I Love That Villain

Posted on Februari 11, 2012

0


Ada satu buku yang pernah saya baca kira-kira semasa kelas enam SD atau semasa awal SMP. Entah apa judul persisnya, saya sudah lupa. Tapi sepertinya itu karya sastra kuno, mungkin postkolonial. Isinya tentang seorang residen Belanda yang arogan dan keras kepala.

Dalam buku itu diceritakan bahwa si tuan Belanda itu begitu arogannya, hingga seluruh penduduk kota tepi pantai tempat dia menetap itu membencinya. Tidak tanggung-tanggung, bahkan seluruh dukun dan tukang tenung pun turut membencinya dan sepakat untuk menyerang si residen itu dengan ilmu hitam. Teluh. Tenung. Santet.

Apa hasilnya? Ternyata seluruh ilmu hitam itu terpental sia-sia karena satu hal: residen Belanda itu atheis! Seluruh tenung tidak mempan terhadap orang yang tidak ber-Tuhan justru karena tidak ada sesuatu yang bisa diserang dari hati dan pikirannya. Dengan kata lain, dalam sebuah rumah kosong, apa yang bisa dicuri darinya?

Namun bukan soal tenung itu yang menarik perhatian saya, melainkan gambaran detil tentang sosok sang residen Belanda itu.

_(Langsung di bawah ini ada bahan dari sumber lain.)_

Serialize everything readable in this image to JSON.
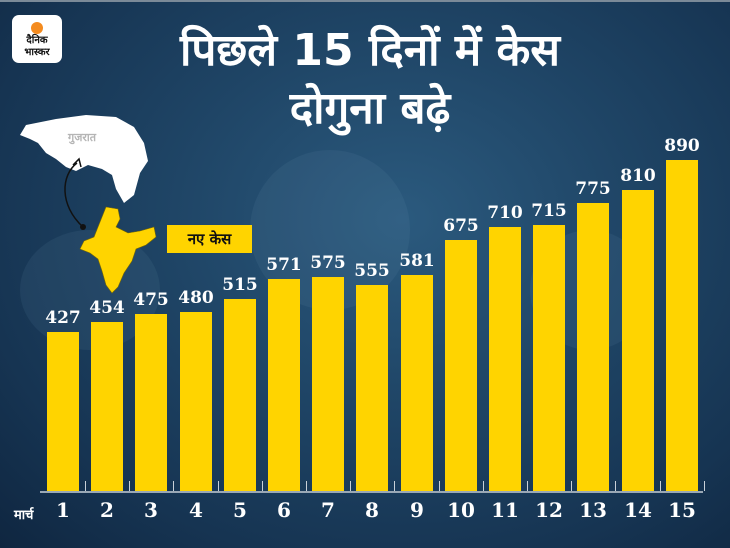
{
  "brand": {
    "logo_line1": "दैनिक",
    "logo_line2": "भास्कर",
    "logo_dot_color": "#f48b1f"
  },
  "title": {
    "line1": "पिछले 15 दिनों में केस",
    "line2": "दोगुना बढ़े"
  },
  "map": {
    "state_label": "गुजरात",
    "map_color": "#ffd400"
  },
  "legend": {
    "label": "नए केस",
    "color": "#ffd400"
  },
  "x_axis_prefix": "मार्च",
  "colors": {
    "bar": "#ffd400",
    "background": "#1f4566",
    "text": "#ffffff"
  },
  "chart_data": {
    "type": "bar",
    "title": "पिछले 15 दिनों में केस दोगुना बढ़े",
    "xlabel": "मार्च",
    "ylabel": "",
    "legend": [
      "नए केस"
    ],
    "categories": [
      "1",
      "2",
      "3",
      "4",
      "5",
      "6",
      "7",
      "8",
      "9",
      "10",
      "11",
      "12",
      "13",
      "14",
      "15"
    ],
    "values": [
      427,
      454,
      475,
      480,
      515,
      571,
      575,
      555,
      581,
      675,
      710,
      715,
      775,
      810,
      890
    ],
    "data_labels": true,
    "grid": false,
    "ylim": [
      0,
      890
    ]
  }
}
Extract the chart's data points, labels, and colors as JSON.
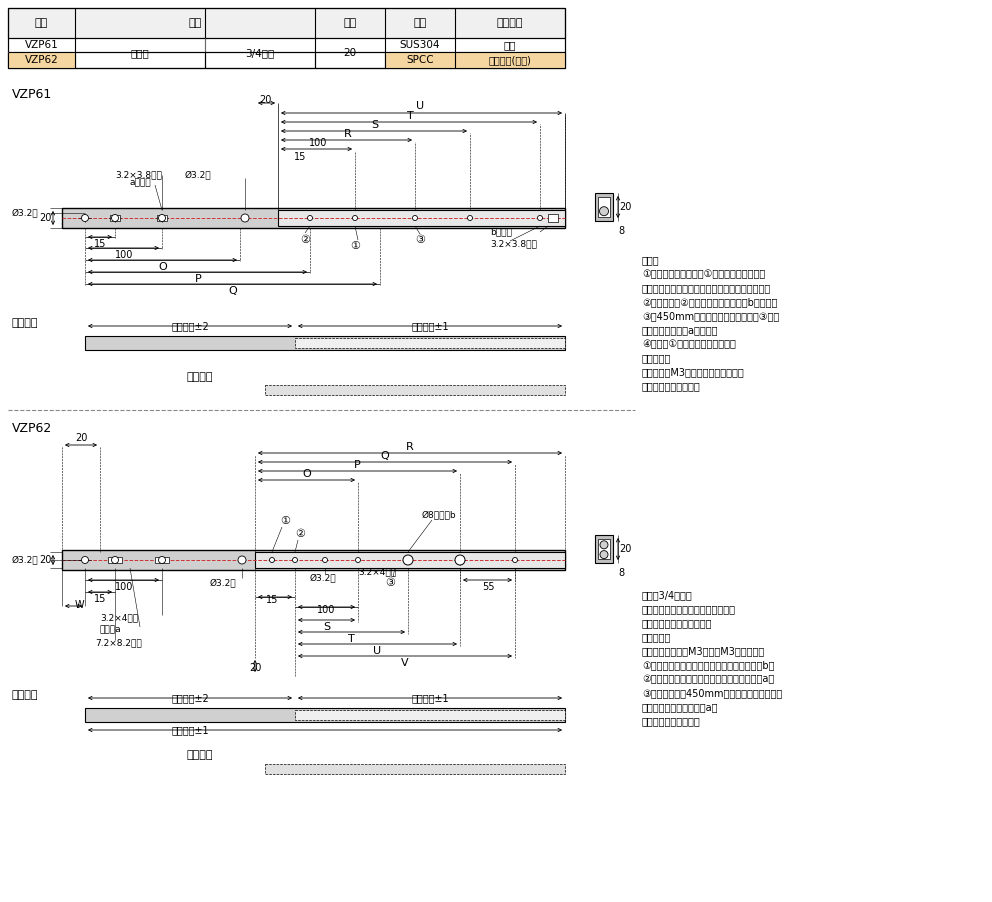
{
  "bg_color": "#ffffff",
  "highlight_color": "#f5d5a0",
  "gray_rail": "#d8d8d8",
  "light_rail": "#f0f0f0",
  "centerline_color": "#cc3333",
  "notes_vzp61": [
    "注意：",
    "①小表所示的承重量为①以为的所有安装孔用",
    "螺钉固定、抽屉侧滑轨伸出时滑轨中部的静载荷。",
    "②固定安装孔②时，将内轨后移并使用b通道孔；",
    "③在450mm以上的滑轨上固定安装孔③时，",
    "将内轨后移并使用a通道孔；",
    "④安装孔①在一般安装时不使用。",
    "按根销售。",
    "推荐螺钉：M3扁头结合或圆头螺钉。",
    "承载与重量仅供参考。"
  ],
  "notes_vzp62": [
    "特点：3/4伸展。",
    "注意：下表所示的承重为抽屉侧滑轨",
    "伸出时滑轨中部的静载荷。",
    "按根销售。",
    "推荐螺钉：请使用M3扁头或M3圆头螺钉。",
    "①的安装孔可在内轨向后方滑动后使用通道孔b。",
    "②的安装孔可在内轨向后方滑动后使用通道孔a。",
    "③的安装孔对于450mm以上的滑轨，可在内轨",
    "向后方滑动后使用通道孔a。",
    "承载与重量仅供参考。"
  ]
}
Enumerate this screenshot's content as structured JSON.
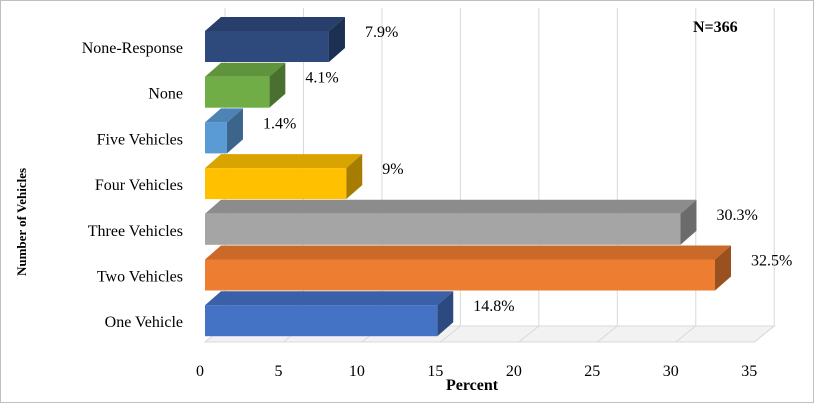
{
  "chart_data": {
    "type": "bar",
    "orientation": "horizontal",
    "style": "3d",
    "annotation": "N=366",
    "xlabel": "Percent",
    "ylabel": "Number of Vehicles",
    "xlim": [
      0,
      35
    ],
    "xticks": [
      "0",
      "5",
      "10",
      "15",
      "20",
      "25",
      "30",
      "35"
    ],
    "grid": true,
    "categories": [
      "None-Response",
      "None",
      "Five Vehicles",
      "Four Vehicles",
      "Three Vehicles",
      "Two Vehicles",
      "One Vehicle"
    ],
    "values": [
      7.9,
      4.1,
      1.4,
      9,
      30.3,
      32.5,
      14.8
    ],
    "labels": [
      "7.9%",
      "4.1%",
      "1.4%",
      "9%",
      "30.3%",
      "32.5%",
      "14.8%"
    ],
    "colors": [
      "#2E4A7D",
      "#70AD47",
      "#5B9BD5",
      "#FFC000",
      "#A5A5A5",
      "#ED7D31",
      "#4472C4"
    ]
  }
}
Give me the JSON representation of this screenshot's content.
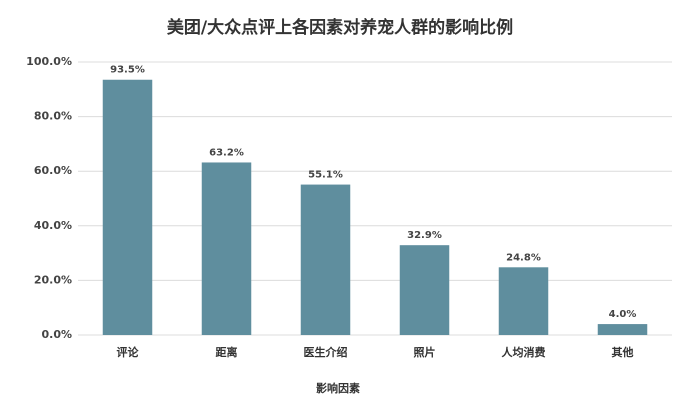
{
  "chart_data": {
    "type": "bar",
    "title": "美团/大众点评上各因素对养宠人群的影响比例",
    "x_label": "影响因素",
    "categories": [
      "评论",
      "距离",
      "医生介绍",
      "照片",
      "人均消费",
      "其他"
    ],
    "values": [
      93.5,
      63.2,
      55.1,
      32.9,
      24.8,
      4.0
    ],
    "value_labels": [
      "93.5%",
      "63.2%",
      "55.1%",
      "32.9%",
      "24.8%",
      "4.0%"
    ],
    "color": "#5f8e9e",
    "ylim": [
      0,
      100
    ],
    "yticks": [
      {
        "value": 0,
        "label": "0.0%"
      },
      {
        "value": 20,
        "label": "20.0%"
      },
      {
        "value": 40,
        "label": "40.0%"
      },
      {
        "value": 60,
        "label": "60.0%"
      },
      {
        "value": 80,
        "label": "80.0%"
      },
      {
        "value": 100,
        "label": "100.0%"
      }
    ],
    "grid": true
  }
}
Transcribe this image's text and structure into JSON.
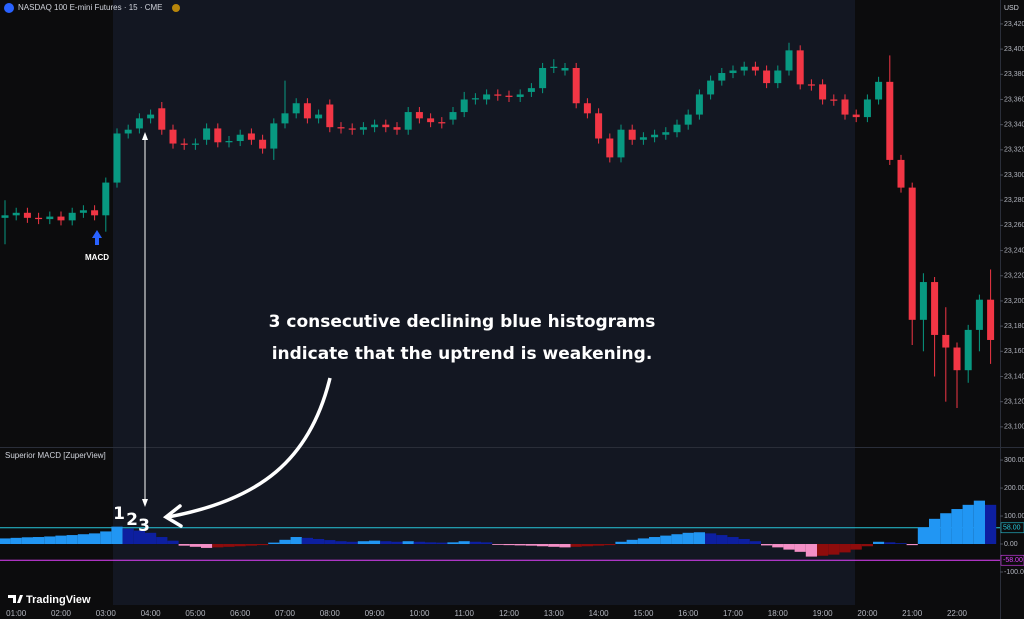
{
  "header": {
    "symbol": "NASDAQ 100 E-mini Futures · 15 · CME",
    "currency": "USD",
    "indicator": "Superior MACD [ZuperView]",
    "brand": "TradingView"
  },
  "annotations": {
    "line1": "3 consecutive declining blue histograms",
    "line2": "indicate that the uptrend is weakening.",
    "n1": "1",
    "n2": "2",
    "n3": "3",
    "signal": "MACD"
  },
  "chart_data": [
    {
      "type": "candlestick",
      "categories": [
        null,
        "01:00",
        null,
        null,
        null,
        "02:00",
        null,
        null,
        null,
        "03:00",
        null,
        null,
        null,
        "04:00",
        null,
        null,
        null,
        "05:00",
        null,
        null,
        null,
        "06:00",
        null,
        null,
        null,
        "07:00",
        null,
        null,
        null,
        "08:00",
        null,
        null,
        null,
        "09:00",
        null,
        null,
        null,
        "10:00",
        null,
        null,
        null,
        "11:00",
        null,
        null,
        null,
        "12:00",
        null,
        null,
        null,
        "13:00",
        null,
        null,
        null,
        "14:00",
        null,
        null,
        null,
        "15:00",
        null,
        null,
        null,
        "16:00",
        null,
        null,
        null,
        "17:00",
        null,
        null,
        null,
        "18:00",
        null,
        null,
        null,
        "19:00",
        null,
        null,
        null,
        "20:00",
        null,
        null,
        null,
        "21:00",
        null,
        null,
        null,
        "22:00",
        null,
        null,
        null
      ],
      "open": [
        23266,
        23268,
        23270,
        23266,
        23265,
        23267,
        23264,
        23270,
        23272,
        23268,
        23294,
        23333,
        23337,
        23345,
        23353,
        23336,
        23325,
        23324,
        23328,
        23337,
        23326,
        23327,
        23333,
        23328,
        23321,
        23341,
        23349,
        23357,
        23345,
        23356,
        23338,
        23337,
        23336,
        23338,
        23340,
        23338,
        23336,
        23350,
        23345,
        23342,
        23344,
        23350,
        23360,
        23360,
        23364,
        23363,
        23362,
        23366,
        23369,
        23385,
        23383,
        23385,
        23357,
        23349,
        23329,
        23314,
        23336,
        23328,
        23330,
        23332,
        23334,
        23340,
        23348,
        23364,
        23375,
        23381,
        23383,
        23386,
        23383,
        23373,
        23383,
        23399,
        23372,
        23372,
        23360,
        23360,
        23348,
        23346,
        23360,
        23374,
        23312,
        23290,
        23185,
        23215,
        23173,
        23163,
        23145,
        23177,
        23201
      ],
      "high": [
        23280,
        23274,
        23274,
        23270,
        23271,
        23271,
        23274,
        23276,
        23276,
        23298,
        23337,
        23340,
        23349,
        23352,
        23358,
        23340,
        23329,
        23329,
        23341,
        23341,
        23331,
        23336,
        23337,
        23332,
        23345,
        23375,
        23361,
        23361,
        23352,
        23360,
        23342,
        23341,
        23342,
        23344,
        23344,
        23342,
        23354,
        23354,
        23349,
        23346,
        23354,
        23366,
        23365,
        23368,
        23368,
        23367,
        23368,
        23373,
        23389,
        23392,
        23389,
        23389,
        23361,
        23353,
        23333,
        23340,
        23340,
        23334,
        23336,
        23338,
        23344,
        23352,
        23368,
        23379,
        23385,
        23387,
        23390,
        23390,
        23387,
        23387,
        23405,
        23403,
        23376,
        23376,
        23364,
        23364,
        23352,
        23364,
        23378,
        23395,
        23316,
        23294,
        23222,
        23219,
        23195,
        23167,
        23181,
        23205,
        23225
      ],
      "low": [
        23245,
        23264,
        23262,
        23261,
        23261,
        23260,
        23260,
        23266,
        23264,
        23255,
        23290,
        23329,
        23333,
        23341,
        23332,
        23321,
        23320,
        23320,
        23324,
        23322,
        23322,
        23323,
        23324,
        23317,
        23312,
        23337,
        23345,
        23341,
        23341,
        23334,
        23333,
        23332,
        23332,
        23334,
        23334,
        23332,
        23332,
        23341,
        23338,
        23337,
        23340,
        23346,
        23356,
        23356,
        23359,
        23358,
        23358,
        23362,
        23365,
        23381,
        23379,
        23353,
        23345,
        23325,
        23310,
        23310,
        23324,
        23324,
        23326,
        23328,
        23330,
        23336,
        23344,
        23360,
        23371,
        23377,
        23379,
        23379,
        23369,
        23369,
        23379,
        23368,
        23367,
        23356,
        23355,
        23344,
        23342,
        23342,
        23356,
        23308,
        23286,
        23165,
        23160,
        23140,
        23120,
        23115,
        23135,
        23160,
        23150
      ],
      "close": [
        23268,
        23270,
        23266,
        23265,
        23267,
        23264,
        23270,
        23272,
        23268,
        23294,
        23333,
        23336,
        23345,
        23348,
        23336,
        23325,
        23324,
        23325,
        23337,
        23326,
        23327,
        23332,
        23328,
        23321,
        23341,
        23349,
        23357,
        23345,
        23348,
        23338,
        23337,
        23336,
        23338,
        23340,
        23338,
        23336,
        23350,
        23345,
        23342,
        23341,
        23350,
        23360,
        23361,
        23364,
        23363,
        23362,
        23364,
        23369,
        23385,
        23386,
        23385,
        23357,
        23349,
        23329,
        23314,
        23336,
        23328,
        23330,
        23332,
        23334,
        23340,
        23348,
        23364,
        23375,
        23381,
        23383,
        23386,
        23383,
        23373,
        23383,
        23399,
        23372,
        23371,
        23360,
        23359,
        23348,
        23346,
        23360,
        23374,
        23312,
        23290,
        23185,
        23215,
        23173,
        23163,
        23145,
        23177,
        23201,
        23169
      ],
      "up_color": "#089981",
      "down_color": "#f23645",
      "ylim": [
        23084,
        23439
      ],
      "yticks": [
        {
          "value": 23100,
          "label": "23,100"
        },
        {
          "value": 23120,
          "label": "23,120"
        },
        {
          "value": 23140,
          "label": "23,140"
        },
        {
          "value": 23160,
          "label": "23,160"
        },
        {
          "value": 23180,
          "label": "23,180"
        },
        {
          "value": 23200,
          "label": "23,200"
        },
        {
          "value": 23220,
          "label": "23,220"
        },
        {
          "value": 23240,
          "label": "23,240"
        },
        {
          "value": 23260,
          "label": "23,260"
        },
        {
          "value": 23280,
          "label": "23,280"
        },
        {
          "value": 23300,
          "label": "23,300"
        },
        {
          "value": 23320,
          "label": "23,320"
        },
        {
          "value": 23340,
          "label": "23,340"
        },
        {
          "value": 23360,
          "label": "23,360"
        },
        {
          "value": 23380,
          "label": "23,380"
        },
        {
          "value": 23400,
          "label": "23,400"
        },
        {
          "value": 23420,
          "label": "23,420"
        }
      ],
      "grid": false
    },
    {
      "type": "bar",
      "values": [
        20,
        22,
        24,
        25,
        27,
        30,
        32,
        35,
        38,
        45,
        62,
        55,
        48,
        40,
        25,
        12,
        -6,
        -10,
        -14,
        -12,
        -10,
        -8,
        -6,
        -4,
        5,
        15,
        25,
        22,
        18,
        14,
        10,
        8,
        10,
        12,
        10,
        8,
        10,
        8,
        6,
        5,
        6,
        10,
        8,
        6,
        -3,
        -4,
        -5,
        -6,
        -8,
        -10,
        -12,
        -10,
        -8,
        -6,
        -4,
        8,
        15,
        20,
        25,
        30,
        35,
        40,
        42,
        38,
        32,
        25,
        18,
        10,
        -5,
        -12,
        -20,
        -28,
        -45,
        -42,
        -38,
        -30,
        -20,
        -8,
        8,
        6,
        3,
        -4,
        60,
        90,
        110,
        125,
        140,
        155,
        140
      ],
      "histogram_colors": [
        "#2196f3",
        "#0d1fa0",
        "#f48fc6",
        "#8e0c0c"
      ],
      "ylim": [
        -218,
        336
      ],
      "yticks": [
        {
          "value": 300,
          "label": "300.00"
        },
        {
          "value": 200,
          "label": "200.00"
        },
        {
          "value": 100,
          "label": "100.00"
        },
        {
          "value": 0,
          "label": "0.00"
        },
        {
          "value": -100,
          "label": "-100.0"
        }
      ],
      "levels": [
        {
          "value": 58,
          "label": "58.00",
          "color": "#26c6da"
        },
        {
          "value": -58,
          "label": "-58.00",
          "color": "#e040fb"
        }
      ],
      "grid": false
    }
  ]
}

Sang residen Belanda itu digambarkan demikian menawannya, sampai-sampai detilnya masih melekat erat di kepala sekalipun saya sudah lupa sama sekali bagaimana jalan ceritanya. Terutama di bagian ini:

Ketika seluruh dukun dan ahli sihir mengerahkan segenap kekuatan mereka hingga membuat langit gelap dan petir menyambar-nyambar, sang residen Belanda itu berdiri tegak di dermaga. Rambutnya berkibar tertiup angin yang ganas, dan dia memandang hempasan air laut yang hitam menggelora dengan dagu terangkat, tanpa ada setitikpun rasa takut di raut wajahnya.

Itu pertamakalinya saya jatuh cinta pada karakter villain atau antagonis dalam sebuah cerita. Karakter yang seharusnya menggiring orang untuk membencinya bukan main dan berpihak pada karakter hero atau protagonis, justru membuat pembaca kecil seperti saya terus mengingatnya hingga kini. I love that villain!

Karakter si residen itu termasuk dalam kategori lovable, artinya disukai pembaca dan tak terlupakan. Banyak contoh serupa ini, misalnya karakter John Milton dalam film The Devil’s Advocate yang dibintangi oleh Al Pacino. Aktingnya yang matang membuat sosok John Milton tampil begitu sempurna; menawan, licin, berbahaya, sekaligus menggoda. Saya lebih menyukai karakter John Milton daripada karakter Kevin Lomax yang diperankan oleh Keanu Reeves.

Contoh lainnya adalah karakter Sean Parker dalam film The Social Network yang diperankan oleh Justin Timberlake. Ia digambarkan sebagai sosok yang impulsif, kasar, kontroversial, oportunis, doyan pesta, dan segala macam atribut yang bisa membuat orang mengerutkan kening. Tapi dia juga adalah sosok yang super jenius, pintar membaca peluang, mampu membuat satu ide luar biasa menjadi sangat-sangat luar biasa. Siapa yang bisa benar-benar membenci karakter seperti ini? Apalagi kalau dia juga good looking.

Buatlah karakter dalam tulisanmu lovable, sekalipun itu antagonis – demikian saran yang pernah saya dengar dari seseorang. Karakter yang terlalu hitam putih dan klise cepat sekali membuat orang jenuh, dan membosankan. Penjahat berwajah buruk, ibu tiri yang kejam, pahlawan tanpa cela; semuanya adalah karakter yang klise. Mungkin untuk tahap tertentu, karakter seperti itu disukai. Namun untuk tataran selanjutnya, pembaca membutuhkan sesuatu yang bisa dikunyah lebih lanjut.